You describe yourself as a cultural institution builder, narrative changemaker, and social impact creator. Is there pressure to always be on the move?
Yeah, definitely. And the pressure is more internal than external. I have people who work with me. I don't think we have anything to prove to anybody. I think everybody was looking for us to fail, not necessarily because they’re bad people but because they thought it's a library and what crazy person would open a library in Ghana and expect it to succeed? We've been here for six years now.
They're still waiting for us to succeed. And so it's like, how many years do we have to go before people accept that we have succeeded? I don't measure success by how many years we've been going. I measure it in terms of how many people we've impacted and how many minds we've helped to change or to focus in a way. We have three school and community libraries: in Ashiaman in the Greater Accra Region; Kumawu in the Ashanti region; and the main one in Nsutem in the Eastern region, an eco library built from scratch through a collaboration with Hive Earth and ArchiFair, an Austrian architectural NGO.
And so I think we've done a lot more than we should have done in a sense because, essentially, we are two people. I founded it, but I have a colleague, Seth Avusuglo, who runs it. I think we've done a lot more than many organizations bigger than us have done in the time we've done it.

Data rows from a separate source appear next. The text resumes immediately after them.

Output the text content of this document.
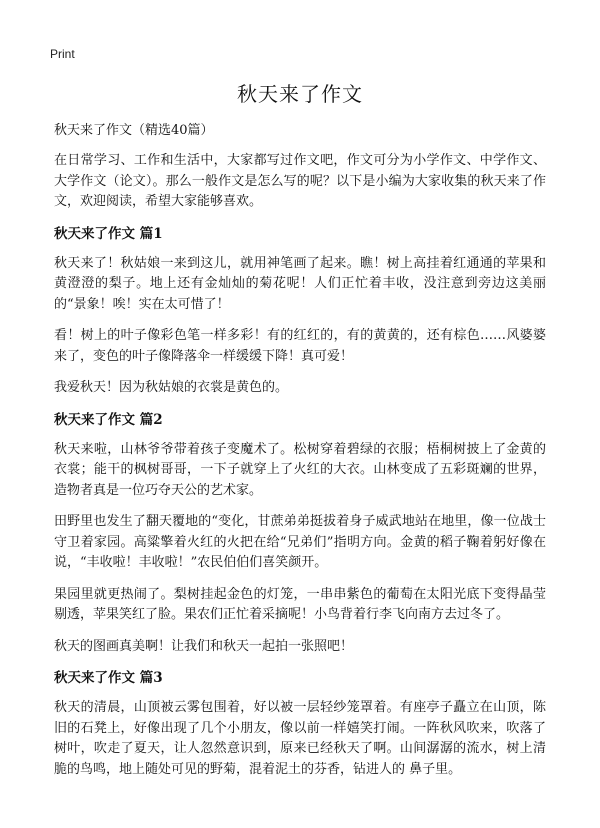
Print
秋天来了作文
秋天来了作文（精选40篇）

在日常学习、工作和生活中，大家都写过作文吧，作文可分为小学作文、中学作文、大学作文（论文）。那么一般作文是怎么写的呢？以下是小编为大家收集的秋天来了作文，欢迎阅读，希望大家能够喜欢。

秋天来了作文 篇1

秋天来了！秋姑娘一来到这儿，就用神笔画了起来。瞧！树上高挂着红通通的苹果和黄澄澄的梨子。地上还有金灿灿的菊花呢！人们正忙着丰收，没注意到旁边这美丽的“景象！唉！实在太可惜了！

看！树上的叶子像彩色笔一样多彩！有的红红的，有的黄黄的，还有棕色……风婆婆来了，变色的叶子像降落伞一样缓缓下降！真可爱！

我爱秋天！因为秋姑娘的衣裳是黄色的。

秋天来了作文 篇2

秋天来啦，山林爷爷带着孩子变魔术了。松树穿着碧绿的衣服；梧桐树披上了金黄的衣裳；能干的枫树哥哥，一下子就穿上了火红的大衣。山林变成了五彩斑斓的世界，造物者真是一位巧夺天公的艺术家。

田野里也发生了翻天覆地的“变化，甘蔗弟弟挺拔着身子威武地站在地里，像一位战士守卫着家园。高粱擎着火红的火把在给“兄弟们”指明方向。金黄的稻子鞠着躬好像在说，“丰收啦！丰收啦！”农民伯伯们喜笑颜开。

果园里就更热闹了。梨树挂起金色的灯笼，一串串紫色的葡萄在太阳光底下变得晶莹剔透，苹果笑红了脸。果农们正忙着采摘呢！小鸟背着行李飞向南方去过冬了。

秋天的图画真美啊！让我们和秋天一起拍一张照吧！

秋天来了作文 篇3

秋天的清晨，山顶被云雾包围着，好以被一层轻纱笼罩着。有座亭子矗立在山顶，陈旧的石凳上，好像出现了几个小朋友，像以前一样嬉笑打闹。一阵秋风吹来，吹落了树叶，吹走了夏天，让人忽然意识到，原来已经秋天了啊。山间潺潺的流水，树上清脆的鸟鸣，地上随处可见的野菊，混着泥土的芬香，钻进人的 鼻子里。
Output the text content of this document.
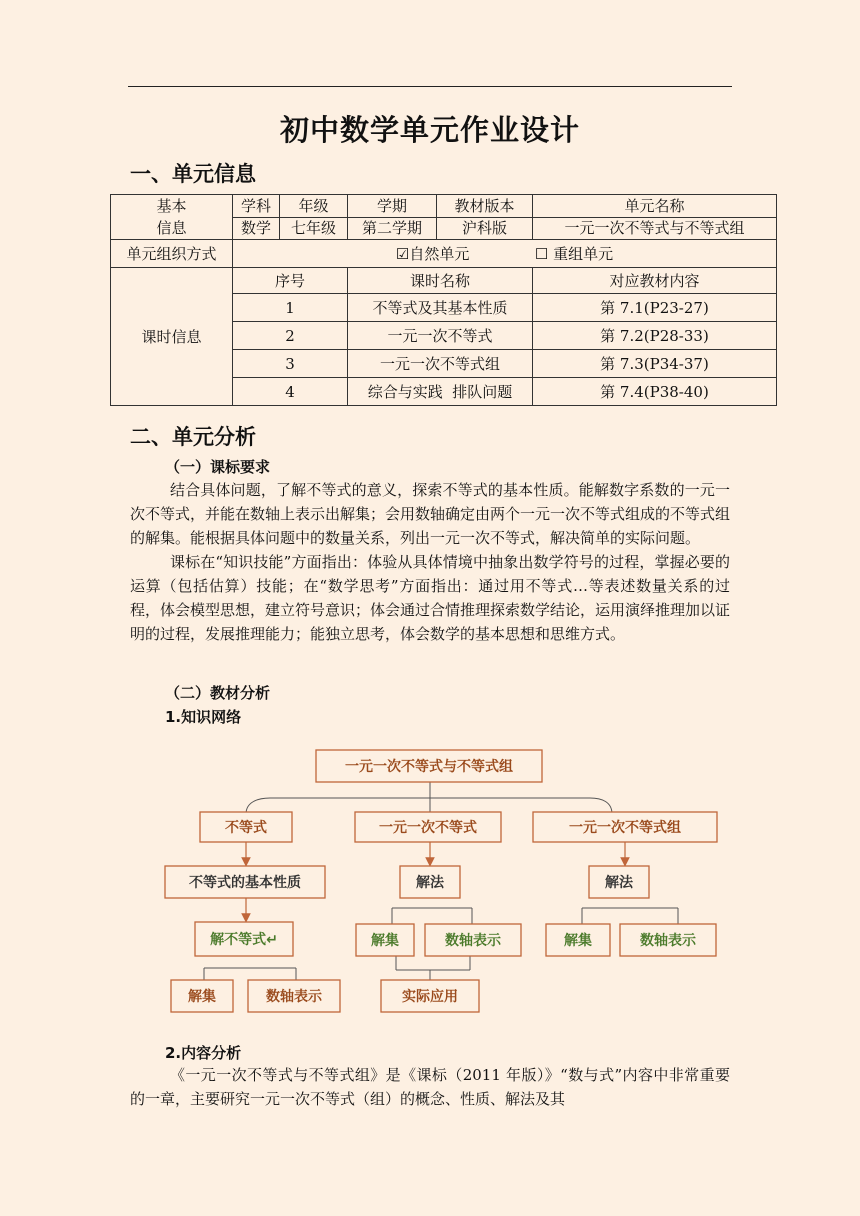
初中数学单元作业设计
一、单元信息
基本
信息	学科	年级	学期	教材版本	单元名称
	数学	七年级	第二学期	沪科版	一元一次不等式与不等式组
单元组织方式	☑自然单元 ☐ 重组单元				
课时信息	序号		课时名称		对应教材内容
	1		不等式及其基本性质		第 7.1(P23-27)
	2		一元一次不等式		第 7.2(P28-33)
	3		一元一次不等式组		第 7.3(P34-37)
	4		综合与实践  排队问题		第 7.4(P38-40)
二、单元分析
（一）课标要求

结合具体问题，了解不等式的意义，探索不等式的基本性质。能解数字系数的一元一次不等式，并能在数轴上表示出解集；会用数轴确定由两个一元一次不等式组成的不等式组的解集。能根据具体问题中的数量关系，列出一元一次不等式，解决简单的实际问题。

课标在“知识技能”方面指出：体验从具体情境中抽象出数学符号的过程，掌握必要的运算（包括估算）技能；在“数学思考”方面指出：通过用不等式…等表述数量关系的过程，体会模型思想，建立符号意识；体会通过合情推理探索数学结论，运用演绎推理加以证明的过程，发展推理能力；能独立思考，体会数学的基本思想和思维方式。

（二）教材分析
1.知识网络
一元一次不等式与不等式组
不等式	一元一次不等式	一元一次不等式组
不等式的基本性质	解法	解法
解不等式↵	解集	数轴表示	解集	数轴表示
解集	数轴表示	实际应用
2.内容分析

《一元一次不等式与不等式组》是《课标（2011 年版）》“数与式”内容中非常重要的一章，主要研究一元一次不等式（组）的概念、性质、解法及其
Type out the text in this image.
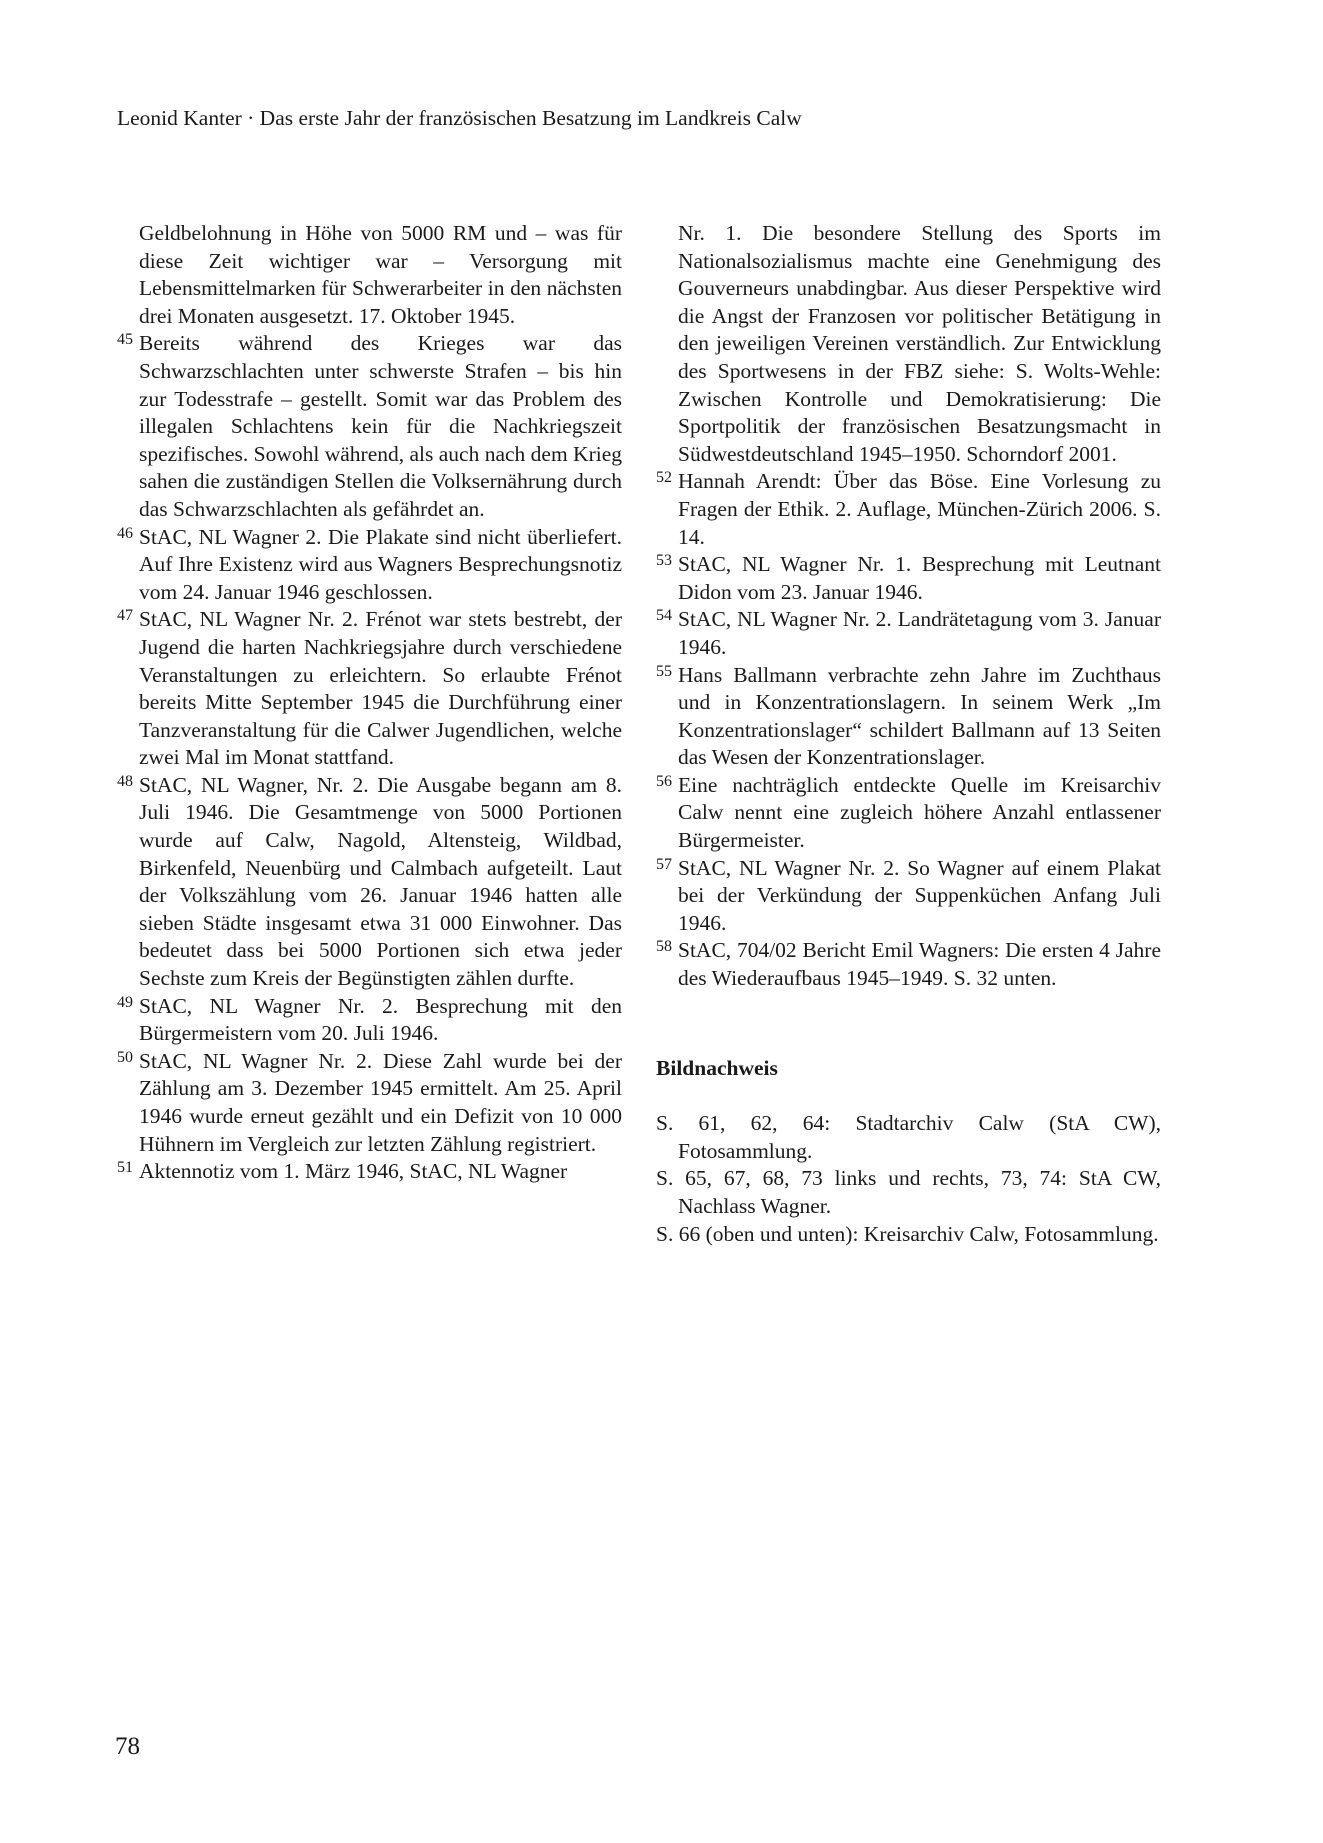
Leonid Kanter · Das erste Jahr der französischen Besatzung im Landkreis Calw

Geldbelohnung in Höhe von 5000 RM und – was für diese Zeit wichtiger war – Versorgung mit Lebensmittelmarken für Schwerarbeiter in den nächsten drei Monaten ausgesetzt. 17. Oktober 1945.

45 Bereits während des Krieges war das Schwarzschlachten unter schwerste Strafen – bis hin zur Todesstrafe – gestellt. Somit war das Problem des illegalen Schlachtens kein für die Nachkriegszeit spezifisches. Sowohl während, als auch nach dem Krieg sahen die zuständigen Stellen die Volksernährung durch das Schwarzschlachten als gefährdet an.

46 StAC, NL Wagner 2. Die Plakate sind nicht überliefert. Auf Ihre Existenz wird aus Wagners Besprechungsnotiz vom 24. Januar 1946 geschlossen.

47 StAC, NL Wagner Nr. 2. Frénot war stets bestrebt, der Jugend die harten Nachkriegsjahre durch verschiedene Veranstaltungen zu erleichtern. So erlaubte Frénot bereits Mitte September 1945 die Durchführung einer Tanzveranstaltung für die Calwer Jugendlichen, welche zwei Mal im Monat stattfand.

48 StAC, NL Wagner, Nr. 2. Die Ausgabe begann am 8. Juli 1946. Die Gesamtmenge von 5000 Portionen wurde auf Calw, Nagold, Altensteig, Wildbad, Birkenfeld, Neuenbürg und Calmbach aufgeteilt. Laut der Volkszählung vom 26. Januar 1946 hatten alle sieben Städte insgesamt etwa 31 000 Einwohner. Das bedeutet dass bei 5000 Portionen sich etwa jeder Sechste zum Kreis der Begünstigten zählen durfte.

49 StAC, NL Wagner Nr. 2. Besprechung mit den Bürgermeistern vom 20. Juli 1946.

50 StAC, NL Wagner Nr. 2. Diese Zahl wurde bei der Zählung am 3. Dezember 1945 ermittelt. Am 25. April 1946 wurde erneut gezählt und ein Defizit von 10 000 Hühnern im Vergleich zur letzten Zählung registriert.

51 Aktennotiz vom 1. März 1946, StAC, NL Wagner

Nr. 1. Die besondere Stellung des Sports im Nationalsozialismus machte eine Genehmigung des Gouverneurs unabdingbar. Aus dieser Perspektive wird die Angst der Franzosen vor politischer Betätigung in den jeweiligen Vereinen verständlich. Zur Entwicklung des Sportwesens in der FBZ siehe: S. Wolts-Wehle: Zwischen Kontrolle und Demokratisierung: Die Sportpolitik der französischen Besatzungsmacht in Südwestdeutschland 1945–1950. Schorndorf 2001.

52 Hannah Arendt: Über das Böse. Eine Vorlesung zu Fragen der Ethik. 2. Auflage, München-Zürich 2006. S. 14.

53 StAC, NL Wagner Nr. 1. Besprechung mit Leutnant Didon vom 23. Januar 1946.

54 StAC, NL Wagner Nr. 2. Landrätetagung vom 3. Januar 1946.

55 Hans Ballmann verbrachte zehn Jahre im Zuchthaus und in Konzentrationslagern. In seinem Werk „Im Konzentrationslager“ schildert Ballmann auf 13 Seiten das Wesen der Konzentrationslager.

56 Eine nachträglich entdeckte Quelle im Kreisarchiv Calw nennt eine zugleich höhere Anzahl entlassener Bürgermeister.

57 StAC, NL Wagner Nr. 2. So Wagner auf einem Plakat bei der Verkündung der Suppenküchen Anfang Juli 1946.

58 StAC, 704/02 Bericht Emil Wagners: Die ersten 4 Jahre des Wiederaufbaus 1945–1949. S. 32 unten.

Bildnachweis

S. 61, 62, 64: Stadtarchiv Calw (StA CW), Fotosammlung.

S. 65, 67, 68, 73 links und rechts, 73, 74: StA CW, Nachlass Wagner.

S. 66 (oben und unten): Kreisarchiv Calw, Fotosammlung.

78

What would you say is a validation of your work?
Over the last six years, our work has been validated by those who come to the library from Ghana, Africa, and worldwide. And the kind of feedback we have always had is that people have a transformative experience when they go there. We are not just a library, and if we were just a library, it would be enough, but we're not just a library.
It's almost like a state of mind in a sense because of what we represent. What we do is to bring together all of Africa and the diaspora through literature. People connect to that because obviously, Ghana has this image of being a party country because of Year of Return, Detty December, but some people are looking for a more meaningful, deeper experience and connection, and they often find that at the library.